VENTURA, California — A California teenager was sentenced on Monday to 21 years in state prison for killing a gay student during a computer lab class, capping an emotional and tumultuous case that drew widespread attention and raised questions about how schools should deal with sexual identity issues.
Superior Court Judge Charles Campbell sentenced Brandon McInerney, 17, based on a plea agreement reached with prosecutors that will send him to prison starting next month after he becomes an adult. McInerney, dressed in a white T-shirt and blue pants, didn't speak at the hearing, but his lawyer Scott Wippert said his clients was sorry for killing 15-year-old Larry King.
"He feels deeply remorseful and stated repeatedly if he could go back and take back what he did he would do it in a heartbeat, Wippert said.
McInerney pleaded guilty to second-degree murder, as well as one count of voluntary manslaughter and use of a firearm that spared him a retrial. A mistrial was declared in September when jurors couldn't reach a unanimous decision on the degree of guilt. Several jurors said after McInerney's trial that he shouldn't have been tried as an adult.
Prosecutors had argued that the shooting in front of stunned classmates was first-degree murder and that McInerney should be punished as an adult.
Unlike other incidents of teen violence, the McInerney case had an unusual twist: prosecutors contended the teen, who had just turned 14, shot King at E.O. Green Junior High School in a fit of homophobic rage because he was offended by the victim's feminine clothing and his unwanted sexual advances.
Comic Ellen DeGeneres, a lesbian, weighed in on her talk show shortly after the shooting and said gays shouldn't be treated as second-class citizens. Because of pretrial publicity, the trial was moved from Ventura County to Los Angeles.
Defense attorneys, who unsuccessfully argued to keep the case in juvenile court, said the killing was voluntary manslaughter because McInerney had reached an emotional breaking point after King made repeated, unwanted sexual advances toward him and other boys. They said he snapped when he heard that King wanted to change his first name to Latisha, and that he was beaten by his father.

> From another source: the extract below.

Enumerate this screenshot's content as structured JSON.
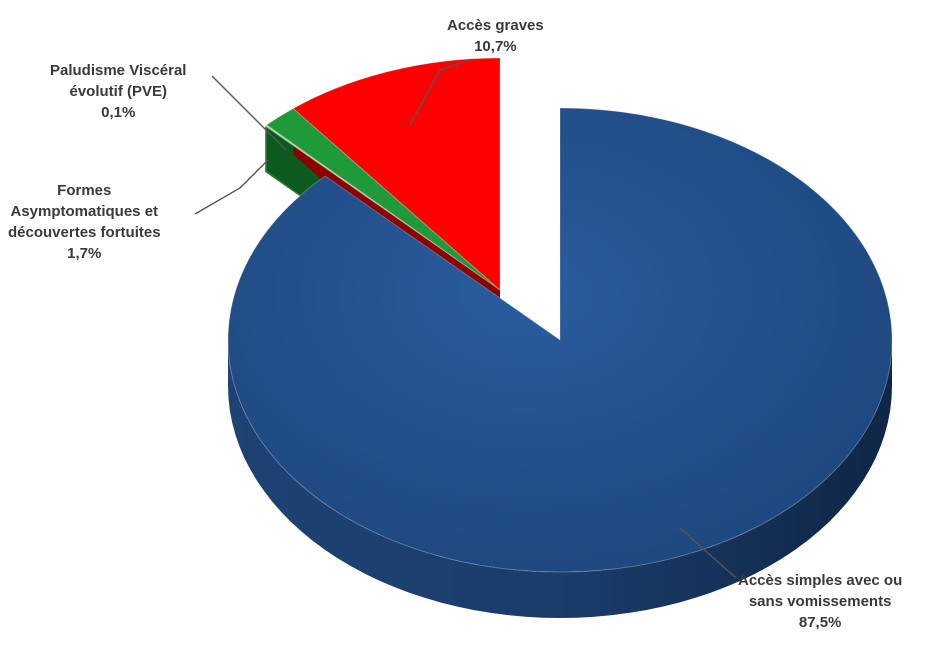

School administrators were criticized for not doing enough in the weeks leading up to the killing at the Oxnard school to quell a simmering feud between the two teens and for allowing King to wear heels and makeup. School district officials have cited federal law providing the right of students to express their sexual orientation.
King's father, Greg King, also blamed the school district for not doing more to tone down their son's flamboyant behavior, adding that complaints were made to school officials before the shooting. He added that his family couldn't forgive McInerney.
"You took upon yourself to be a bully and to hate a smaller kid, wanting to be the big man on campus,'" King's father, Greg King, said to McInerney during the sentencing on behalf of his wife. "'You have left a big hole in my heart where Larry was and it can never be filled.'"
King's family and Deputy District Attorney Maeve Fox wore buttons with the teen's face on it, while some of McInerney's supporters wore powder blue wristbands that read "Save Brandon." Some teachers and jurors also attended the hearing.
During the trial, prosecutors portrayed McInerney as a teen who couldn't control his anger and was influenced by white supremacy ideology. Jurors rejected their claim that the killing was a hate crime.
After serving nearly four years since King's slaying, with the additional 21 years McInerney will be released just before his 39th birthday.